There will be schools events related to performances of a kyogen version of Comedy of Errors - a kind of exaggerated, all-male commedia dell'arte, at Shakespeare's Globe in July. The visiting company stars a Japanese heart-throb, Namura Mansai, whose television appearances have won kyogen a teenage following.
Other events for young people among the 1,000 and more festival fixtures include internet link-ups, a presentation of a play based on Michael Morpurgo's Kensuke's Kingdom at the Polka Theatre, martial arts, a UK tour of kodo drumming and Two Becomes One, a multi-art form event that tackles bullying and is available to schools here and in Japan.
Other highlights include:
* Language weekends (March 2002).
A series of residential language weekends for students of Japanese. Students will be paired with Japanese partners to develop their language skills.
* Speech contest (final in December 2001).
Secondary school pupils are invited to participate in the first nationwide Japanese speech contest. Key stages 3, 4 and sixth-form categories.
* Contemporary art (Autumn 2001).
A major exhibition of Japanese contemporary art at London's Hayward Gallery. Includes painting, sculpture, photography, video and performance.

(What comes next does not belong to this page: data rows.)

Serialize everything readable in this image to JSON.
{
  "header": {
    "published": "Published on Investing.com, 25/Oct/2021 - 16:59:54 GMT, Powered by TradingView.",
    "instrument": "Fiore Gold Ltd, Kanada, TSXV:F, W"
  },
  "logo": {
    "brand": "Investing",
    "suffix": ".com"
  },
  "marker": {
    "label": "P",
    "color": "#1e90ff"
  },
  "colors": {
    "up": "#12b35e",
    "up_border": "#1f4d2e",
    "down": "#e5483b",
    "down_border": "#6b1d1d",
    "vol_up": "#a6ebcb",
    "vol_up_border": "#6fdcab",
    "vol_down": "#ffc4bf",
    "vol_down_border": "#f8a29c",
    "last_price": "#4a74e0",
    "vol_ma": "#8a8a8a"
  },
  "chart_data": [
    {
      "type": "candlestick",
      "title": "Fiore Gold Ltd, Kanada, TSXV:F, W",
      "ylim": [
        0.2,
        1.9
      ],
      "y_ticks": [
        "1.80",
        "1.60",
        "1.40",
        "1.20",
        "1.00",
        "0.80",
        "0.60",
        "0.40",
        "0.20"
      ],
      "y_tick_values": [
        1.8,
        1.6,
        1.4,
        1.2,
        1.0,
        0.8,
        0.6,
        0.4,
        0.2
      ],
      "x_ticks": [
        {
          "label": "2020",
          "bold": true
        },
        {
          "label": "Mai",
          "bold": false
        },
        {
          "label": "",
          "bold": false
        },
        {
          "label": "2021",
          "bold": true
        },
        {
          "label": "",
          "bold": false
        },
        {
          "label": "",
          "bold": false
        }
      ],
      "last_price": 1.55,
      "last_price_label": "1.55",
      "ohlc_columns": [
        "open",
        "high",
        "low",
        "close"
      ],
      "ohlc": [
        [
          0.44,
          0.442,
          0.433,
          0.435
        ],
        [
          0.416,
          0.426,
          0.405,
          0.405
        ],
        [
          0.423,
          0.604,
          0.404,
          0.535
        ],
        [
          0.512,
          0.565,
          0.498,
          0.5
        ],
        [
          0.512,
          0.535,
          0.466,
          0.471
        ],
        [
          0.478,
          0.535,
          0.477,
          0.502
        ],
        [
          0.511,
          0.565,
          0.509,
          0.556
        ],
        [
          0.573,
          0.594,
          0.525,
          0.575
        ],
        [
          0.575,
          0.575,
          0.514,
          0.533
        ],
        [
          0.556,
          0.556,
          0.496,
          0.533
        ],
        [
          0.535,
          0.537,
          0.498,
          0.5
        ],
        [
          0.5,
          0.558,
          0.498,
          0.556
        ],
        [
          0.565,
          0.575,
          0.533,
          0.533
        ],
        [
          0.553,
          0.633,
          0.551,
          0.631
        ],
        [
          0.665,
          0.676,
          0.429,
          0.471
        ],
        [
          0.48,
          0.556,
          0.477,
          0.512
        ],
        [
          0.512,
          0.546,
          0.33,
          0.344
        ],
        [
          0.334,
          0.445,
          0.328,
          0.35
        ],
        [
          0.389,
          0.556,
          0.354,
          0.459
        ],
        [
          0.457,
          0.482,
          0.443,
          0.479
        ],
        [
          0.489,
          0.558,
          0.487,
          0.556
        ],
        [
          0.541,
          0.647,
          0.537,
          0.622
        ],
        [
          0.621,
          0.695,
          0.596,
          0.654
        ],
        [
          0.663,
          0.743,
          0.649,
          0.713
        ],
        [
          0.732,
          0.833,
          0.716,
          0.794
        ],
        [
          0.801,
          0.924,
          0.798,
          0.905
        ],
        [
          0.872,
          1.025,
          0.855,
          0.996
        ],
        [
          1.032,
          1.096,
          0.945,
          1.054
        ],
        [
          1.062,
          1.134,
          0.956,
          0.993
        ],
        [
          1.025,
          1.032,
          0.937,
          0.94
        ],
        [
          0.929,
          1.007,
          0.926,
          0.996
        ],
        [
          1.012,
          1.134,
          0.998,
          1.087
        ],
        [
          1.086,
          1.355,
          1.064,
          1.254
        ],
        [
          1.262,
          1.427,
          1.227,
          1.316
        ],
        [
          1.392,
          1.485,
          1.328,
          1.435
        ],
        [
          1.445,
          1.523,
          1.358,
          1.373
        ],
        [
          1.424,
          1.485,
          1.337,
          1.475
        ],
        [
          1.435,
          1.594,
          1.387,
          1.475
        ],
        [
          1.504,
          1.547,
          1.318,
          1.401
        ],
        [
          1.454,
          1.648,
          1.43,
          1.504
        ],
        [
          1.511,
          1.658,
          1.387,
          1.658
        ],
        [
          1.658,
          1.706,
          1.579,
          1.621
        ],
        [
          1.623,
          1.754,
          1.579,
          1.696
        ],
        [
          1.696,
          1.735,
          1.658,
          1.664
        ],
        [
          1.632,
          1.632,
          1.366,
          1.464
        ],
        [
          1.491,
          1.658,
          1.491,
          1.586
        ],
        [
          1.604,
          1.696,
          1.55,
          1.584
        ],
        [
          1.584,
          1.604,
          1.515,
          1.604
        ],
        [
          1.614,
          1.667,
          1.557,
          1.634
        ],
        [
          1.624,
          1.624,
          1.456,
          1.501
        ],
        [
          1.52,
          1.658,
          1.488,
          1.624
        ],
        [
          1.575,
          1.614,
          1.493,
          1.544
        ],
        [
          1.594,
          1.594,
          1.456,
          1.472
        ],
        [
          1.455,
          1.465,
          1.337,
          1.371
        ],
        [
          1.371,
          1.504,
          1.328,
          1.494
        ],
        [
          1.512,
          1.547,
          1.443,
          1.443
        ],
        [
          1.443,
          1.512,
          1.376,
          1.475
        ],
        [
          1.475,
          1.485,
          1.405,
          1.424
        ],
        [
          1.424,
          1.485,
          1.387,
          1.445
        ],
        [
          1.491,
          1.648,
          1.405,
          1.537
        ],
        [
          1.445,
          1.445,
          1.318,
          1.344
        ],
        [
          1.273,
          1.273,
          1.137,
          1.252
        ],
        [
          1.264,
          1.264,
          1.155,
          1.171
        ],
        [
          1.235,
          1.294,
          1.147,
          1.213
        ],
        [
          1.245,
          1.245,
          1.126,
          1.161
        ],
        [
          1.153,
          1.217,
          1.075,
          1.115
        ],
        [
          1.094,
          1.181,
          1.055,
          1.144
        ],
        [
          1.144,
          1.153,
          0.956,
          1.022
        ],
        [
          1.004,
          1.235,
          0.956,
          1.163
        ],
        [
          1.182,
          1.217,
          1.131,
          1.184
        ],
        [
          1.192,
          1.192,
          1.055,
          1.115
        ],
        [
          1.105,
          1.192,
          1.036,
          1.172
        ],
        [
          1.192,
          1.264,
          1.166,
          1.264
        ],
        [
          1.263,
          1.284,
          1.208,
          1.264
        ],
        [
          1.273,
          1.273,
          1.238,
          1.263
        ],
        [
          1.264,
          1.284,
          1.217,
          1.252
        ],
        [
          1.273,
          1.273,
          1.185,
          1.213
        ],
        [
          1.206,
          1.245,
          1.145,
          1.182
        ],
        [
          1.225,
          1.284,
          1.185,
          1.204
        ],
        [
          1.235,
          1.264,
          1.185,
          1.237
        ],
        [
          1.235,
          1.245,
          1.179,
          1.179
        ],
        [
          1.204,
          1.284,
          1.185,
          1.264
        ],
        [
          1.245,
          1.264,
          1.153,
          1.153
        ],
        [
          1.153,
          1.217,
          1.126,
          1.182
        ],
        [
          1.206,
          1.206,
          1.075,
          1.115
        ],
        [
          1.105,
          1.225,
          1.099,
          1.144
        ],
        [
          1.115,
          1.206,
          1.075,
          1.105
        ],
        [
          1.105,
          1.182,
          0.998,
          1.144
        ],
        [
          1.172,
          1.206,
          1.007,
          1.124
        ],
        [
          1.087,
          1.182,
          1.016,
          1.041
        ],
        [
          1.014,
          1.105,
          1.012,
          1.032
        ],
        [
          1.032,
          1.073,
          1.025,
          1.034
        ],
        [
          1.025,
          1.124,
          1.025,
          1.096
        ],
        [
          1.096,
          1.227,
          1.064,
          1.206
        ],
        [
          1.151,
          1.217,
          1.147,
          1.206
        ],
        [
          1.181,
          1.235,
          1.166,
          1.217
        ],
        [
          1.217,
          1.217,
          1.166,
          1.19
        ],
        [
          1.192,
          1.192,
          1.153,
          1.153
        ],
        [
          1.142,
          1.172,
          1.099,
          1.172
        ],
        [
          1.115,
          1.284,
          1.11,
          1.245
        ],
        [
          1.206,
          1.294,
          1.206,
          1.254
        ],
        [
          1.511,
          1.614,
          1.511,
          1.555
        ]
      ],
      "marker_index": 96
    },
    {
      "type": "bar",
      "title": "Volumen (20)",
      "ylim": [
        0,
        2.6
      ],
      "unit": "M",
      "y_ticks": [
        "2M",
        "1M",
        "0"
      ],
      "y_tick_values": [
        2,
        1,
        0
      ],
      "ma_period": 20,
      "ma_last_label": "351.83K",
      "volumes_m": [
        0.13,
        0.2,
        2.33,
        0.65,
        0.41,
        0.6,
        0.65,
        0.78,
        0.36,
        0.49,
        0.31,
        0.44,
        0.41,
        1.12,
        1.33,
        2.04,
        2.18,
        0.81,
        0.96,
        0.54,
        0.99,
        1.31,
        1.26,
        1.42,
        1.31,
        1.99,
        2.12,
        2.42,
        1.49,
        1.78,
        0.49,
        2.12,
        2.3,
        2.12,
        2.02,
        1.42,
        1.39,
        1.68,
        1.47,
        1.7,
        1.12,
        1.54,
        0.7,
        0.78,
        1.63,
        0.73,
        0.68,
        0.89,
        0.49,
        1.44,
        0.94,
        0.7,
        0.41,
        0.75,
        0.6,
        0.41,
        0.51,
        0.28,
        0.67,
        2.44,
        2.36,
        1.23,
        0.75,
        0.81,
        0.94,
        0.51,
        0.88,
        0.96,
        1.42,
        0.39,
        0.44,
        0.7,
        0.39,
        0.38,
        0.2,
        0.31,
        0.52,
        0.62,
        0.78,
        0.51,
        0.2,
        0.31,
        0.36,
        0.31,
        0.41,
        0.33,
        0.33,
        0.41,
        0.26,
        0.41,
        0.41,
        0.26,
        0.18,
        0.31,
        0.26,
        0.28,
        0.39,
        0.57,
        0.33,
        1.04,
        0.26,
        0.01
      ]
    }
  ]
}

* Science, Creativity and the Young Mind.
A number of workshops will involve 60 sixth-formers from Japan and the UK in science and engineering projects.
* The Way We Are.
An exhibition of photographs taken by Japanese teenagers. Available on free loan to schools. British students will be invited to submit photographs to be shown in Japan.
* Nina and Frederick.
An internet project in which 100 six and seven-year-olds from Coventry primary schools will be linked with children in Tokyo.